Taking place from 1997–2000, The Smashing Machine finds Mark Kerr at the peak of his career. Yet, his success in the ring is outweighed by his troubles outside of it. Addicted to deadly painkillers and a self-destructive need for success, he routinely clashes with the limits of his body and his devoted partner, Dawn (Emily Blunt), who’s tortured by the toll he pays. As the film follows Kerr from his Arizona home to brutal tournaments in Tokyo, his true, spiritual battle comes into focus.
Captured in wonderfully textural 16mm, Safdie imbues The Smashing Machine with an intimate yet gritty sheen. Though, despite its best efforts, the film feels at its most immersive and absorbing when it cuts away from its headlining fights. Framed with handheld compositions that echo its documentary source material, Safdie’s film brims with honesty and sincerity in its portrait of internal, domestic turmoil.
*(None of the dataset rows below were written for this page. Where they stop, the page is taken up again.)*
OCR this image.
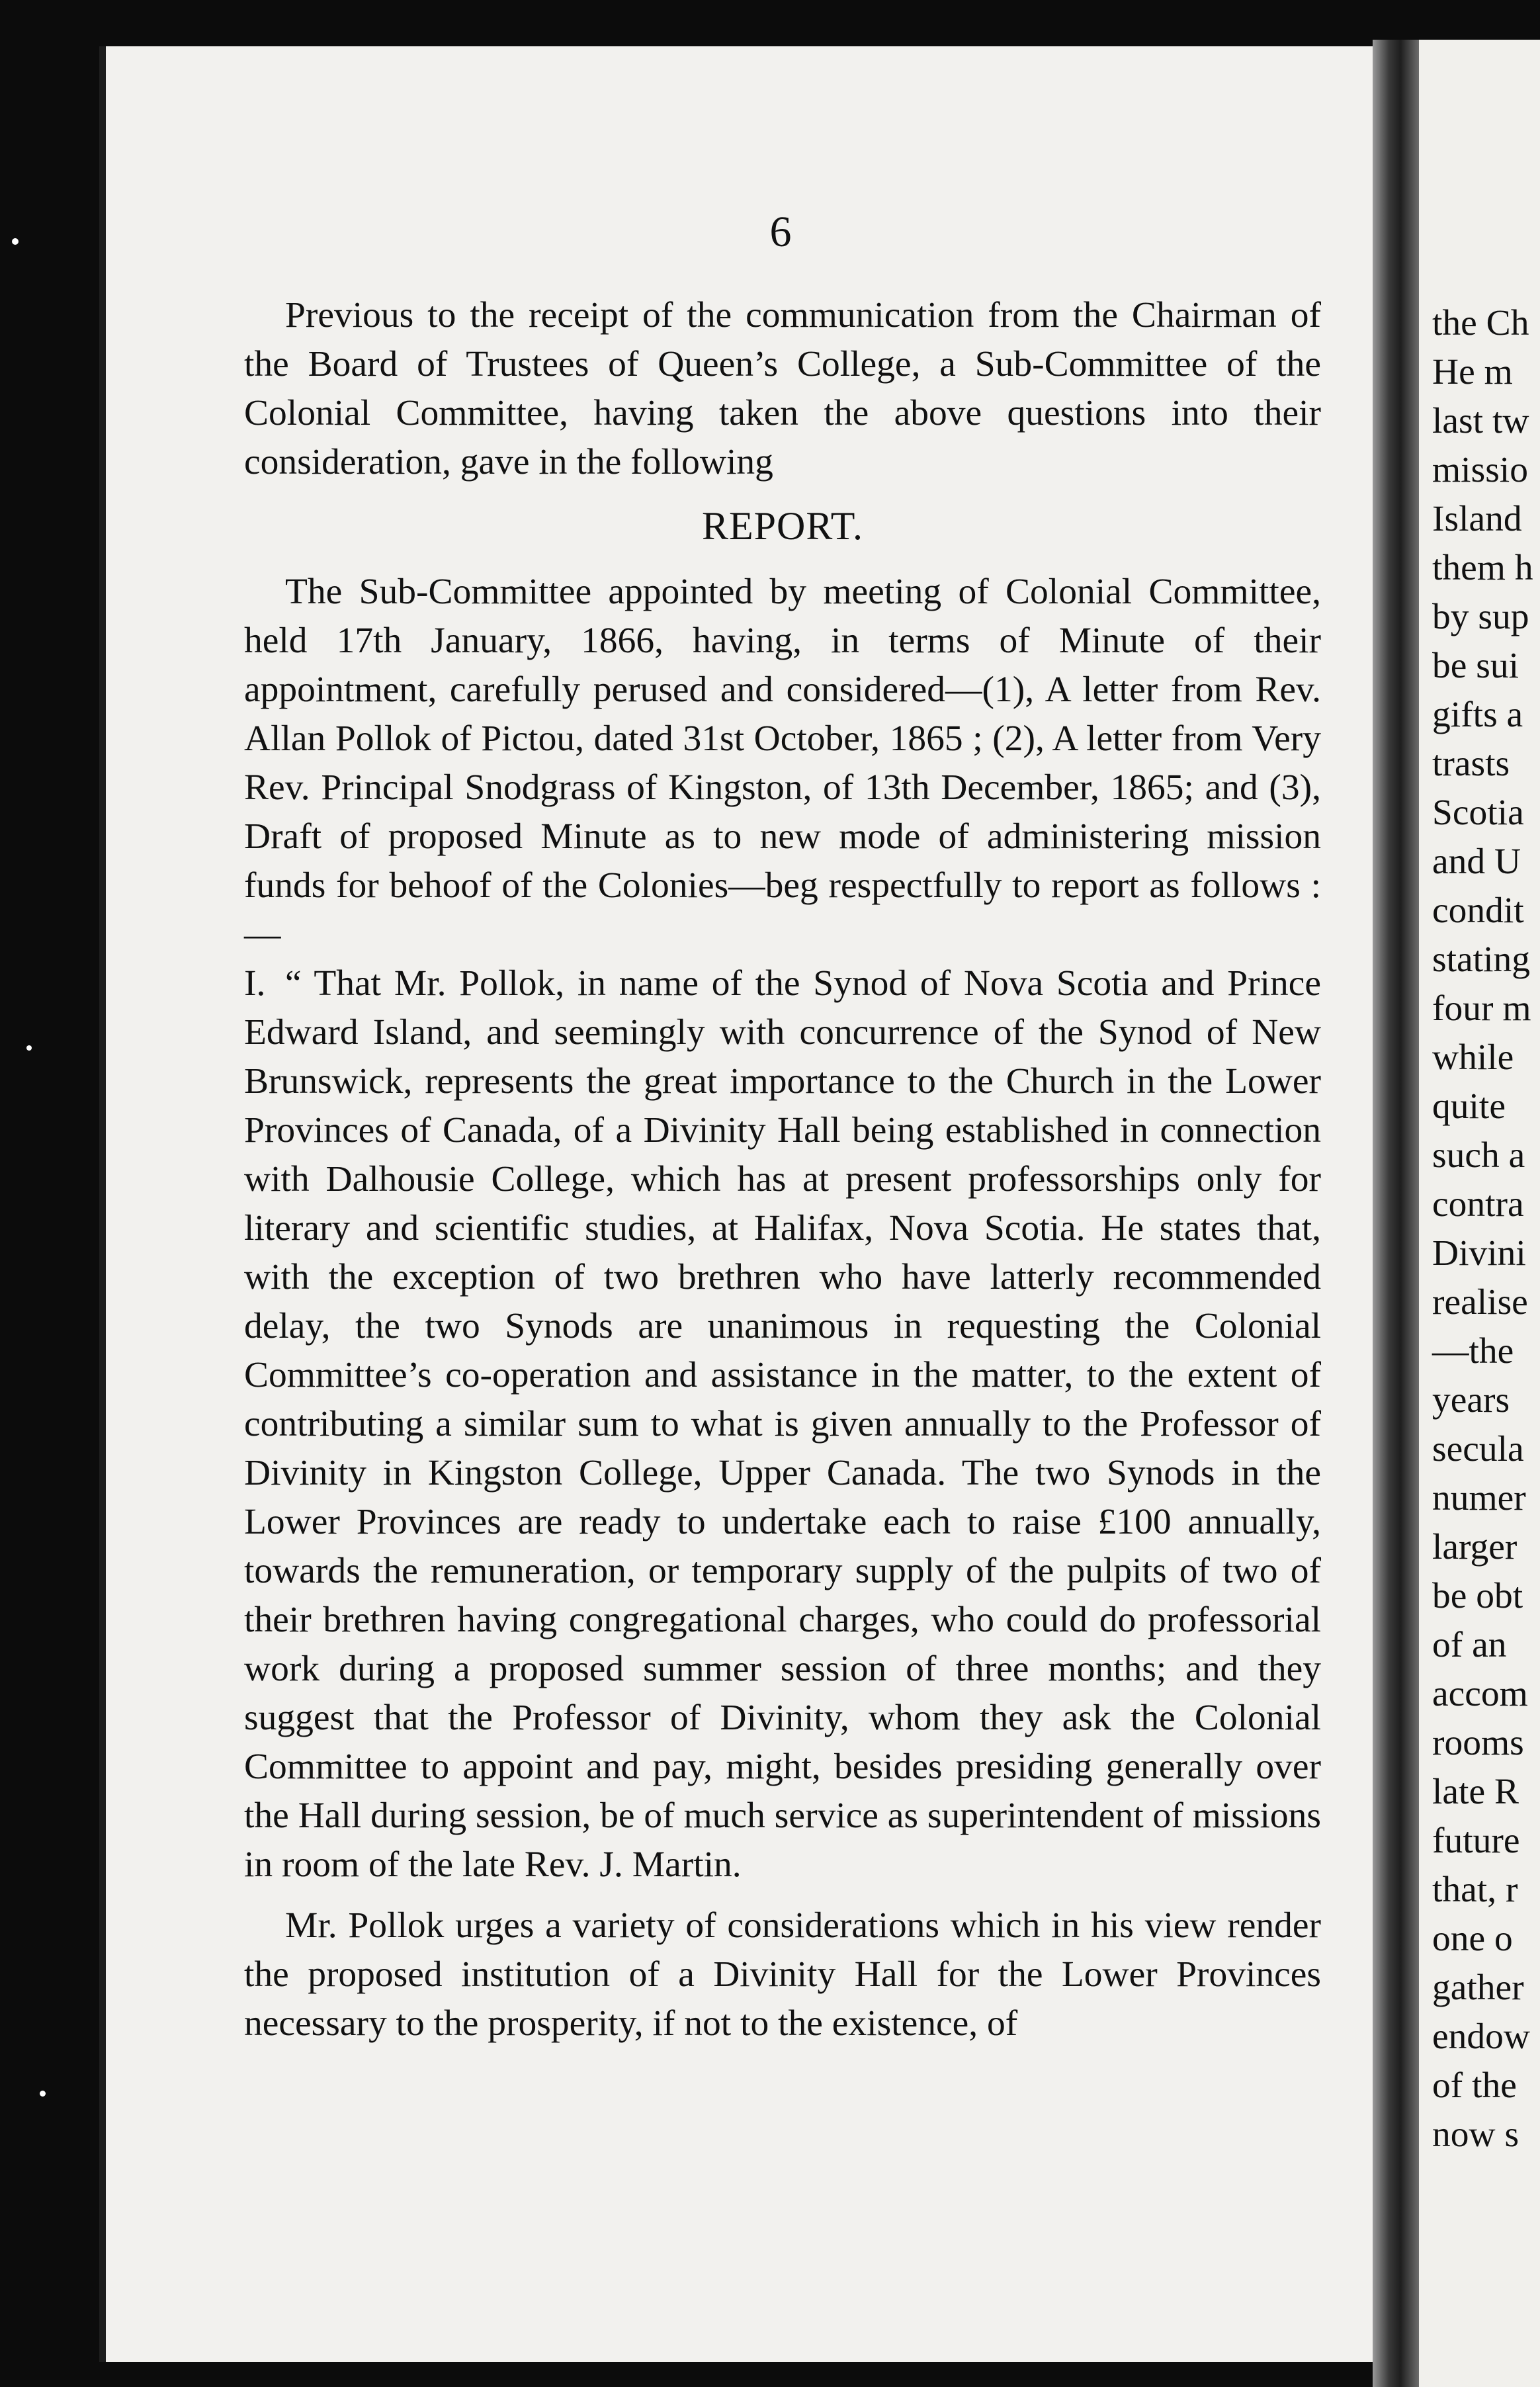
6

Previous to the receipt of the communication from the Chairman of the Board of Trustees of Queen’s College, a Sub-Committee of the Colonial Committee, having taken the above questions into their consideration, gave in the following

REPORT.

The Sub-Committee appointed by meeting of Colonial Committee, held 17th January, 1866, having, in terms of Minute of their appointment, carefully perused and considered—(1), A letter from Rev. Allan Pollok of Pictou, dated 31st October, 1865 ; (2), A letter from Very Rev. Principal Snodgrass of Kingston, of 13th December, 1865; and (3), Draft of proposed Minute as to new mode of administering mission funds for behoof of the Colonies—beg respectfully to report as follows :—

I. “ That Mr. Pollok, in name of the Synod of Nova Scotia and Prince Edward Island, and seemingly with concurrence of the Synod of New Brunswick, represents the great importance to the Church in the Lower Provinces of Canada, of a Divinity Hall being established in connection with Dalhousie College, which has at present professorships only for literary and scientific studies, at Halifax, Nova Scotia. He states that, with the exception of two brethren who have latterly recommended delay, the two Synods are unanimous in requesting the Colonial Committee’s co-operation and assistance in the matter, to the extent of contributing a similar sum to what is given annually to the Professor of Divinity in Kingston College, Upper Canada. The two Synods in the Lower Provinces are ready to undertake each to raise £100 annually, towards the remuneration, or temporary supply of the pulpits of two of their brethren having congregational charges, who could do professorial work during a proposed summer session of three months; and they suggest that the Professor of Divinity, whom they ask the Colonial Committee to appoint and pay, might, besides presiding generally over the Hall during session, be of much service as superintendent of missions in room of the late Rev. J. Martin.

Mr. Pollok urges a variety of considerations which in his view render the proposed institution of a Divinity Hall for the Lower Provinces necessary to the prosperity, if not to the existence, of

the Ch
He m
last tw
missio
Island
them h
by sup
be sui
gifts a
trasts
Scotia
and U
condit
stating
four m
while
quite
such a
contra
Divini
realise
—the
years
secula
numer
larger
be obt
of an
accom
rooms
late R
future
that, r
one o
gather
endow
of the
now s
It’s here where Johnson’s soft-spoken performance can finally weaponize our expectations. While far from revelatory and a tad one-note, Johnson excels in the small moments, as a gentle giant who, like many of us, struggles to find his dharmic role in the world. He’s particularly authentic in a sequence where, despite him taking endless physical abuse, he’s afraid of going on a carnival ride.
Although The Smashing Machine struggles to rise above being an Oscar-bait vehicle for The Rock, it (mostly) survives as an earnest slice of life, one that finds universal woes in an atypical life.
The Smashing Machine is in theatres on October 3rd.